Of course more research is needed to establish just how effective these epigenetic and micro-environment changes could be and how best to combine them with more conventional approaches. Investigating them makes sense even if Davies theory of cancer as primitive throwback program turns out to be wrong.

Bringing a physicist’s eye to bear on cancer has highlighted important difference between tumour cells and healthy ones and thrown up possibilities for deliberately exploiting them.

Jerome Burne

Jerome Burne

Jerome Burne is the editor of HealthInsightUK. He is an award-winning journalist who has been specialising in medicine and health for the last 10 years and now works mainly for the Daily Mail. His most recent book “The Hybrid Diet” was written with nutritionist Patrick Holford, published 2018. Award: 2015: Finalist for 'Blogger of the Year' Medical Journalists' Association.

7 Comments

  • As I understand it, most tumour cells contain an incomplete set of chromosomes, and their chromosomes continue to change rapidly over time.

    I wonder how this fits into this new picture – I mean clearly this doesn’t happen in the embryo, and it would seem to make it hard to ‘tame’ these cells because the tumour cells aren’t staying the same.

  • Cancer cells are a normal function of the body and are there to cloak any infection ready for the immune system to come along to kill the cancer cells (which are purposely very weak cells)and the infection all together.
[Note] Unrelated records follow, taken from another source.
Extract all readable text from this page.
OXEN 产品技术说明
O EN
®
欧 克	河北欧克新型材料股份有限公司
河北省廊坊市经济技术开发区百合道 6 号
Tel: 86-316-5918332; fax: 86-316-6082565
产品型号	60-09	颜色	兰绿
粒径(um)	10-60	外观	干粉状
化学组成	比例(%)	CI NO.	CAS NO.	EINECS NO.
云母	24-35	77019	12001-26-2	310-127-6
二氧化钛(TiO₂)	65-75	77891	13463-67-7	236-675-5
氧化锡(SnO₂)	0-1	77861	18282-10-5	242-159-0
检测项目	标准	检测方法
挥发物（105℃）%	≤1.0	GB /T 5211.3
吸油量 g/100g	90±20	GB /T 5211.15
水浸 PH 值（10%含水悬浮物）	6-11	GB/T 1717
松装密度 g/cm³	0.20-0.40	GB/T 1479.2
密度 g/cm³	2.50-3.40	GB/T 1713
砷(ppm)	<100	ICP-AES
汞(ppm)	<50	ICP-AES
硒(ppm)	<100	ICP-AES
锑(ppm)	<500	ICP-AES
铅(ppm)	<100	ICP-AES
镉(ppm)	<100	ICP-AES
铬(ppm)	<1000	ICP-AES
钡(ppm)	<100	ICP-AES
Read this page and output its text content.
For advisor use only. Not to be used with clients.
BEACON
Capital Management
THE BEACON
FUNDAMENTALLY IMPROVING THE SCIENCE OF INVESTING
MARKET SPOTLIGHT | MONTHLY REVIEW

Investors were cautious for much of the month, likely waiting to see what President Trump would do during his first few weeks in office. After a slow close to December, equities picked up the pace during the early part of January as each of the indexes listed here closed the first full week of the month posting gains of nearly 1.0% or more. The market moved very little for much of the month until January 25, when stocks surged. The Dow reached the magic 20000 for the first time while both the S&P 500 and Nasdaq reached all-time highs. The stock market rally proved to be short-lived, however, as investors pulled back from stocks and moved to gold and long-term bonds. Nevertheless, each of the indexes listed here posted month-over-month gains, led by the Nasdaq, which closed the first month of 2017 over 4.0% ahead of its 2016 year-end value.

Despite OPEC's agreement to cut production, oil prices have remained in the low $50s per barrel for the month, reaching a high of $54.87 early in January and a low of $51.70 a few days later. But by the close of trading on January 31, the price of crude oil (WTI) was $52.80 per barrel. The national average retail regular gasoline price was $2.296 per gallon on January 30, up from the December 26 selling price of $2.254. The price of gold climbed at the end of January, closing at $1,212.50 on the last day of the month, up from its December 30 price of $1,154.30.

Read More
A poor stressed breathing pattern, and acid diet plus pouring sugar down our throats will weaken our immune system and it fails. Since the cancer cells do not have a switch off mechanism, they will grow exponentially with the weak immune system, lack of oxygen, perfect acid environment and their favourite, food high glucose levels, then nothing can stop it. Unless of course you resolve the causes.

  • Fascinating.

    Professor Tom Seyfried clearly agrees with Otto Warburg that cancer is a metabolic disease and not a genetic aberration. The following brief talk might be of interest.

  • Hi! Decades of ozone therapy, choral calcium and the like by quack practitioners haven’t really been all that helpful either.

    • Editorial

      And your point is…? That you tried ozone therapy and it didn’t work? Yet two months increase in expected survival time with an £80,000 drug has not the hint of a quack? Animal studies with hyperbaric oxygen have been very promising.Could you pass on the name of the drug company that is keen to test this approach on humans.

  • I am a cancer patient, one replaose of Lymphoma followed by a stem cell transplant. It’s been less than two years and my CT scan and PET scan are showing abnormalities. I think the treatment is not right. I was never advised about dietary changes. For me now pursuing this line of treatment is certainly better than going through another process …..which has proved to be unsuccessful in my case. I am looking for doctors in New York City who practice this approach. Any contacts will be most helpful.

    • Editorial

      Have a look at my review of a recent handbook of the integrated medicine approach to cancer put up on this site a few months ago entitled ‘Got cancer? Want to explore some other actions?’ It’s listed on the opening page. As well as an outline of the metabolic theory it has lists of practitioners both here and in the USA.